Note that prevention of separation anxiety and school refusal begins with professional recognition of excessive attachment disorder and dynamics. Such prevention begins during yearly checkups in the pediatrics office, with discussions of healthy separation techniques. Educate families regarding healthy ways to deal with the inevitable stresses that occur in families with children and healthy ways to deal with sibling rivalry.
Weekly individual and family behavioral therapy, including cognitive-behavioral methods, is recommended to practice overcoming resistance to normal separation as well as to practice communicating differently as a family.

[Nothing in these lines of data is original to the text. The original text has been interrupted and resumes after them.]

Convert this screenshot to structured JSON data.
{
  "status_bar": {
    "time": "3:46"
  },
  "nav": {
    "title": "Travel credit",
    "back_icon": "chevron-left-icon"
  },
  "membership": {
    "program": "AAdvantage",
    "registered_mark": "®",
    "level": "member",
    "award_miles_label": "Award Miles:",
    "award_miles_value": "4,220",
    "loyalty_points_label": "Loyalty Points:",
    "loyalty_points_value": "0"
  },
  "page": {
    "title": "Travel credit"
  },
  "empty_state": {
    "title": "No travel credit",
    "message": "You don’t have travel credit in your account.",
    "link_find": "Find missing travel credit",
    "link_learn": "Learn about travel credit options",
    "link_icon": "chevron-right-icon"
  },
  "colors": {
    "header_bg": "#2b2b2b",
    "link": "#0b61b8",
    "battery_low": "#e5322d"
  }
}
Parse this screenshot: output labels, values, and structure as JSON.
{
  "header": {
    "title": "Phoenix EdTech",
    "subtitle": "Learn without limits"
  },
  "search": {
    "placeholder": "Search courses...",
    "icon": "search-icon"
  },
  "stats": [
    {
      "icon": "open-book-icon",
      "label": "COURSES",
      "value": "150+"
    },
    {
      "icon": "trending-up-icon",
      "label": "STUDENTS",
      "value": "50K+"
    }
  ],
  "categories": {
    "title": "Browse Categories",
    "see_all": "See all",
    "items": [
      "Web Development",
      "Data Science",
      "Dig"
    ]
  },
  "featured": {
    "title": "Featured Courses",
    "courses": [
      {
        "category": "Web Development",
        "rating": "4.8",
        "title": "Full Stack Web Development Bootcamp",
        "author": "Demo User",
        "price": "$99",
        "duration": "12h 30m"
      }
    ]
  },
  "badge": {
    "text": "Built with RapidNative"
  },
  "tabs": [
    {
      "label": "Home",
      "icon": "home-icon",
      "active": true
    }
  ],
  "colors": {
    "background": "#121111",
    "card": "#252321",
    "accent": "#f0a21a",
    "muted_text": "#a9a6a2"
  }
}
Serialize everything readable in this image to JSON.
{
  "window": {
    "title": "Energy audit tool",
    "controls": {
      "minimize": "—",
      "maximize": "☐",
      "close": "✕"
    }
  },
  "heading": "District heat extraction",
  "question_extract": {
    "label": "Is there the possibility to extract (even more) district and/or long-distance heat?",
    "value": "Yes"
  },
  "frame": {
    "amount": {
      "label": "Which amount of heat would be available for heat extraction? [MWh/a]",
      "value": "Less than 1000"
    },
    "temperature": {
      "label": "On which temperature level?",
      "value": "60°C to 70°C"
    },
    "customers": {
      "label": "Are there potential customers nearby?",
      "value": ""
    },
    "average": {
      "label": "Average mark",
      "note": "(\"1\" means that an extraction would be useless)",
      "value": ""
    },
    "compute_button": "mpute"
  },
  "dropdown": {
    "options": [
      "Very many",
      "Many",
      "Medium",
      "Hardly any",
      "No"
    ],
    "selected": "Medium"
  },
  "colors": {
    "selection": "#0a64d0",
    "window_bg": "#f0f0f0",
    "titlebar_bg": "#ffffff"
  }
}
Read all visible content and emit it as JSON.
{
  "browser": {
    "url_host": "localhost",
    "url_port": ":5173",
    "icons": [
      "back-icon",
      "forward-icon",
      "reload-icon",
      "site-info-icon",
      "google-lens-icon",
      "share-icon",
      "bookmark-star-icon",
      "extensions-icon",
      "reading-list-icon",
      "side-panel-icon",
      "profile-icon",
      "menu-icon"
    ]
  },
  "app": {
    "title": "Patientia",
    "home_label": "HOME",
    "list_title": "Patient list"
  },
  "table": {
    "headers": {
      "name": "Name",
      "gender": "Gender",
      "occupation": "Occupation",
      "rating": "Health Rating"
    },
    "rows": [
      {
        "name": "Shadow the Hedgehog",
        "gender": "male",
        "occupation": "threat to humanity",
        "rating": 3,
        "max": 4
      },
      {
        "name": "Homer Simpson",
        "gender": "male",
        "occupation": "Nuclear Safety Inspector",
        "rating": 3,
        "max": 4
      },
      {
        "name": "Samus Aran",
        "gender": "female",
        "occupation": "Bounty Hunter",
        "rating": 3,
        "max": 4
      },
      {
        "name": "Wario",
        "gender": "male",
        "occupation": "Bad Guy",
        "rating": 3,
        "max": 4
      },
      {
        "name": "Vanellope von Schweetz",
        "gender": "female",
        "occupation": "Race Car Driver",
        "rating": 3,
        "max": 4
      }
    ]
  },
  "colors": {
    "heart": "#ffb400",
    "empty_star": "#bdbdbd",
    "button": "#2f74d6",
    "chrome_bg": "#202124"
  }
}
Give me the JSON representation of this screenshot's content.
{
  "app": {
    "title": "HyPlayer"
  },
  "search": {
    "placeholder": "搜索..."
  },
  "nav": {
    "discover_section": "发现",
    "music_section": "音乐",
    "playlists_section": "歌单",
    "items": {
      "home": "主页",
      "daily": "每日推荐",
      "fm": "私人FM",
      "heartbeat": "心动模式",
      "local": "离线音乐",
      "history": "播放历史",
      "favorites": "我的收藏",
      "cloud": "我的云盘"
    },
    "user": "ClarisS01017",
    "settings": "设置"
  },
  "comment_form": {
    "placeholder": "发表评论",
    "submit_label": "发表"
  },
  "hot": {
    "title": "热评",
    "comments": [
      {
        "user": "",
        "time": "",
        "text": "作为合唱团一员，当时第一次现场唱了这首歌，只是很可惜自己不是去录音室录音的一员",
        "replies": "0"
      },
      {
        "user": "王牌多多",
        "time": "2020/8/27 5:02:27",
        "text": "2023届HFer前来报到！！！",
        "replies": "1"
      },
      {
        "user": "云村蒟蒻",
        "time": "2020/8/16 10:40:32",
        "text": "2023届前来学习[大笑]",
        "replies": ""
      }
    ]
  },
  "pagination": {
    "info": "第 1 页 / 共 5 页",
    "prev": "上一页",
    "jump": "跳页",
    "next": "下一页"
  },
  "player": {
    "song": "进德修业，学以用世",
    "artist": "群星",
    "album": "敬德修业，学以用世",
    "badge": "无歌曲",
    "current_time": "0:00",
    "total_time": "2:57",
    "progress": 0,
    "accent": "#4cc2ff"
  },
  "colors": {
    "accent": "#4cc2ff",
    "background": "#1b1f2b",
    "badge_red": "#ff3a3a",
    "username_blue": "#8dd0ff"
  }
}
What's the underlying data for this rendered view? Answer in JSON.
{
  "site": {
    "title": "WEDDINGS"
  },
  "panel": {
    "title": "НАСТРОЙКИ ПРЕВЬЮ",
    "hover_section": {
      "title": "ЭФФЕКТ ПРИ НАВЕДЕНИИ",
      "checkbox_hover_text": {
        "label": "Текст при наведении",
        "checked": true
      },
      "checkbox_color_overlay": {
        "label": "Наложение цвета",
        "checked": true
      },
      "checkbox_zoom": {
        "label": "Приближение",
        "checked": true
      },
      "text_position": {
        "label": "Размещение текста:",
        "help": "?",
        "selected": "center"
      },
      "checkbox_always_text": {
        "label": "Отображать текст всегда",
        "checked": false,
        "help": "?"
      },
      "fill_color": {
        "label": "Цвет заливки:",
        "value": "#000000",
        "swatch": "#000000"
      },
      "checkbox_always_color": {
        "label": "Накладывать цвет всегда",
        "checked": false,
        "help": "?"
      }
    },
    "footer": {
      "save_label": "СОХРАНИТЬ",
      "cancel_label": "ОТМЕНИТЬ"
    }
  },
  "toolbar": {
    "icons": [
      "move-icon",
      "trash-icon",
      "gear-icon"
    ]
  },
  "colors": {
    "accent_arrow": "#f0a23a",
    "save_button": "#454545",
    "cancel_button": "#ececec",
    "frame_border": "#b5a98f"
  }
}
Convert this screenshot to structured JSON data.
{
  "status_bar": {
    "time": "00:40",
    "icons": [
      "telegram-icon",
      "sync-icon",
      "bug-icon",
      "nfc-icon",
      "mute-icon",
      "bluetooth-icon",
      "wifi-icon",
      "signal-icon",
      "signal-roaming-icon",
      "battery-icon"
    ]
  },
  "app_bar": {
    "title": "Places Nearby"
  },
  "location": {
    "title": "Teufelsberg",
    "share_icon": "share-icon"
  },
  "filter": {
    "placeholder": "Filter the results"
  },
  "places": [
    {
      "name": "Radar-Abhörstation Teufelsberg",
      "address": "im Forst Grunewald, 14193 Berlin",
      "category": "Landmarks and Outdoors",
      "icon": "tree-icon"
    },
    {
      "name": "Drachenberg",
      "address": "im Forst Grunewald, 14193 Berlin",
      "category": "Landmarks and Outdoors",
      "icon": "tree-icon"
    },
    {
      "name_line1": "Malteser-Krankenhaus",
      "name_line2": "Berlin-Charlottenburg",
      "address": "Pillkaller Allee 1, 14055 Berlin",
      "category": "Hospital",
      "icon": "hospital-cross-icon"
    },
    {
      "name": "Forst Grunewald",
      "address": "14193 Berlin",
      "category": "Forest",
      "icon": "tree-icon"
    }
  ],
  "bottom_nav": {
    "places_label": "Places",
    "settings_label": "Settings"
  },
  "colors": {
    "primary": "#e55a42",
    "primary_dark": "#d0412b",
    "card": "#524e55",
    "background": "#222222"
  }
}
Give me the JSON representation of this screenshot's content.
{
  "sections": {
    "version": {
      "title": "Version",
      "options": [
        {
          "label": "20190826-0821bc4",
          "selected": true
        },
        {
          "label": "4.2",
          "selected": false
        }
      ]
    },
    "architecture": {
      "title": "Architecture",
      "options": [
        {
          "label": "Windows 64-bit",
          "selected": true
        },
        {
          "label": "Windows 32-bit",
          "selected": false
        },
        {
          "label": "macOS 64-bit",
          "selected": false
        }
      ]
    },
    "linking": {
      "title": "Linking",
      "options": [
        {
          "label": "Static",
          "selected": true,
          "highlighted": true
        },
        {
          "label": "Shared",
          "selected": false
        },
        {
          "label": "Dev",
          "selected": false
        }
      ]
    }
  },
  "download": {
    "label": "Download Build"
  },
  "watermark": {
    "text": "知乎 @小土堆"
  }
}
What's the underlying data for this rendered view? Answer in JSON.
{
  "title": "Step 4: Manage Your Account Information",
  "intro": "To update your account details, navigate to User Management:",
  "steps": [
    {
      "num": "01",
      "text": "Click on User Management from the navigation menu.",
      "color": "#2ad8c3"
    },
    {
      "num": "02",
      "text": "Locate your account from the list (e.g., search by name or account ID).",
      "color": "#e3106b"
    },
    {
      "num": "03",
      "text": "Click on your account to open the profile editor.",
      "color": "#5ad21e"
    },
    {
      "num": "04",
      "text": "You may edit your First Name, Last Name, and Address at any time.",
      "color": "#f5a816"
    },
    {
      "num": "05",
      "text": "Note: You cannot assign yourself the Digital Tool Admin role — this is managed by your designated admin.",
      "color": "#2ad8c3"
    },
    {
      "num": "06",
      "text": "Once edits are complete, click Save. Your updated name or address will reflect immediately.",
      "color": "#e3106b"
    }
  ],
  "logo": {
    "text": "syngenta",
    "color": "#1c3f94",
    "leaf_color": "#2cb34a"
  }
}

Recommend support for parents who may also have concurrent mental health or substance abuse issues. Address family violence prevention. Address any parental issues related to a sense of loss or feeling of abandonment or loneliness once the child or adolescent returns to a normal level of functioning and no longer requires the intense level of interaction with the parent or parents.
Prevention of secondary gain
A patient’s family frequently reinforces separation anxiety symptoms. For example, when the family experiences a major life stress or illness and the child expresses mild refusal to leave the primary caregiver (who may be anxious, distressed, or depressed), the child is not firmly encouraged to appropriately separate and instead is rewarded either overtly or covertly for refusal to separate (eg, when the child who refuses to leave is given extra attention or when the child who refuses to attend school is excused by the parent). In these instances, the parent does not clearly give the child the task of developing strategies to adapt to the separation.
As a result, psychoeducation with the family is important so that the child is rewarded for developmentally appropriate actions and does not receive secondary gain from the symptoms of school refusal or separation anxiety disorder.